“The Last Ringbearer” is a book now making the rounds in English as a free PDF (to avoid litigious hobbits) after being in print in Russian and other languages since 1999.
The quick gloss that it’s “Lord of the Rings from Mordor’s perspective” is stupid and fortunately untrue. No rehash, the “Ringbearer” story begins where “LOTR” ends. And, although the author claims inspiration in the old saw that “history is written by the victors,” what’s he really working at here is the question of disparate legends – not historiography – propagated and passed down by two cultures. The conceit is that “LOTR” is Gondor’s legend, tweaked and embellished over generations to tell a heroic tale a la Beowulf. In answer, “Ringbearer” claims to be nothing more than a story based on the oral account of a soldier from the other side, liberally embellished by the author.
So, there are complications. Aragorn is no selfless hero, but a cold-blooded, paranoid schemer driven to power by his unrequited obsession with Liv Tyler. Theirs is a dynastic marriage and their court is at war with itself. Her haughty elves see humans as “worms” fit only for enslavement. The “orocuen” are fully human, “orc” being in fact a dehumanizing term fit for combat as in “kraut” “gook” and “hajji”. There is magic in this world, but also human reason, and they are at odds. Mordor’s burgeoning technology threatens the old magic of Gandalf and the elves, who draw Mordor into a war it would otherwise never wage. Some characters from the Gondorian side, such as Faramir and that horse-riding chick from the Led Zeppelin movie, find themselves distrustful of the elves despite their alliance, and the latter are portrayed as a malign force that has none of humanity’s best interests at heart. The ring of power? Best to let you find out about that one.
If one of Tolkien’s main preoccupations was human destruction of the environment, “Ringbearer” starts from the other side, looking at how geography and the environment dictate human development and competition among nations. So Mordor is a landlocked, desert country that benefits from its location along a transcontinental trade-route. Gondor goaded it into war by blocking the flow of goods –its lifeblood – at key mountain passes. The middle section of the book is set in a city at the terminus of the trade route. Umbar is renaissance Venice: a city of canals built in a sheltered lagoon, wealthy, globally cosmopolitan, charmingly corrupt, it buys its peace with protection money to whatever neighboring country is the most dangerous bidder. Its unique geography is essential to how the story plays out there, both on an immediate level and in how it has generated a cultural split between the urbane lagoon dwellers and the tribal denizens of the surrounding mountains. On a larger view, all of “Ringbearer” seems driven by the author’s inquisitiveness about what lies “beyond the map” Tolkien gave us. Ever wonder where all those swarthy folks with elephants came from in LOTR? This book gives a perspective in which there are places where no one cares what happened in LOTR.

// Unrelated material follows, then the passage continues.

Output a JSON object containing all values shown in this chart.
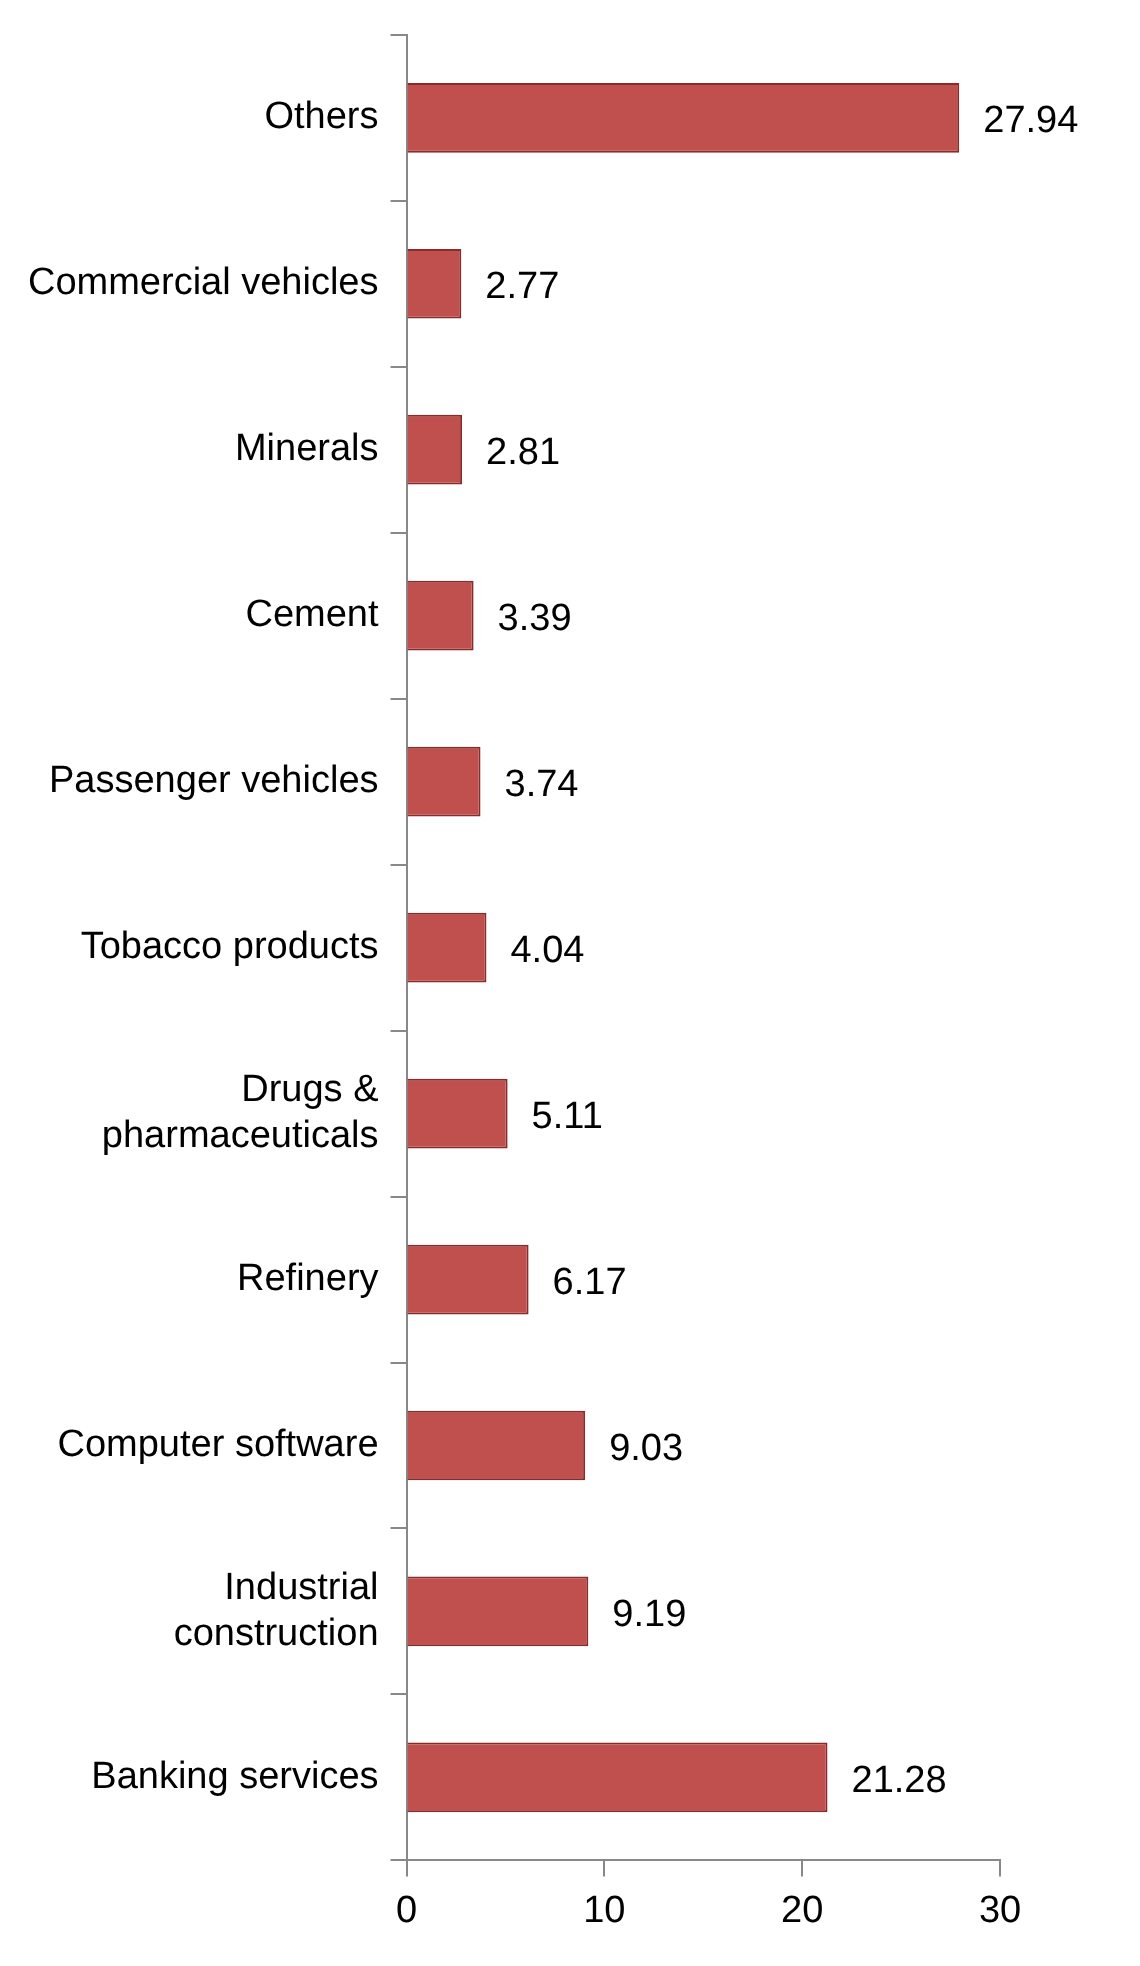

The story itself broadly and comically mirrors Frodo’s quest: a small band of individuals must against all odds destroy a dangerous object in the fires of Mount Doom, to prevent humanity’s enslavement. But if Frodo’s journey is something of a desperation march up the field as time runs out, “Ringbearer” is a chess match. The protagonist is given a drop-dead date and told to puzzle out how he can do what must be done. Moves are made and traps are laid. The middle section, in Venetian Umbar, is by far the best: a competently choreographed cloak-and-dagger routine involving warring factions of bent cops, spies and assassins. Dames are bedded and bodies pile up, old school. It got so hard-boiled, I kept expecting the author to lose the plot and accidentally have a character pull out a Walther PPK. LOTR had plenty of allusions to espionage and skullduggery so it’s nice to read some. More fun than some elf and dwarf slapping cocks about their body counts, for my money.
If you’re sensing that this story has some reverberations from historical and contemporary events affecting Russia and Europe, you’ve been reading semi-closely. My main complaint is that too often the author comes right through the page and smacks you with them. That’s insulting. But this book is more about these reverberations than it is about LOTR, just as LOTR itself was more about our world than its own. Look, if you’re a slavering LOTR fan-boy who thinks its whole purpose is to give you a world of dreamy heroes and short people to get lost in, you’ll hate this book. But if you’re like me, if you had questions about the world of LOTR (such as where the swarthy guys with elephants came from) that the story itself did not deign to answer, you’ll find this a quick read and plenty thought-provoking. As any speculative fiction should be.
Two caveats: one, the translation is rocky. Verb tense shifts can get annoying. But clearly the author himself is no slouch, because it was still quite readable. Two, if you enjoy it at all, STOP BEFORE THE EPILOGUE, a sort of “Blues Brothers” ending credits number presented with all the cutting wit of an old Russian geologist. There is genuine humor within the story, but this man would bomb at the Improv.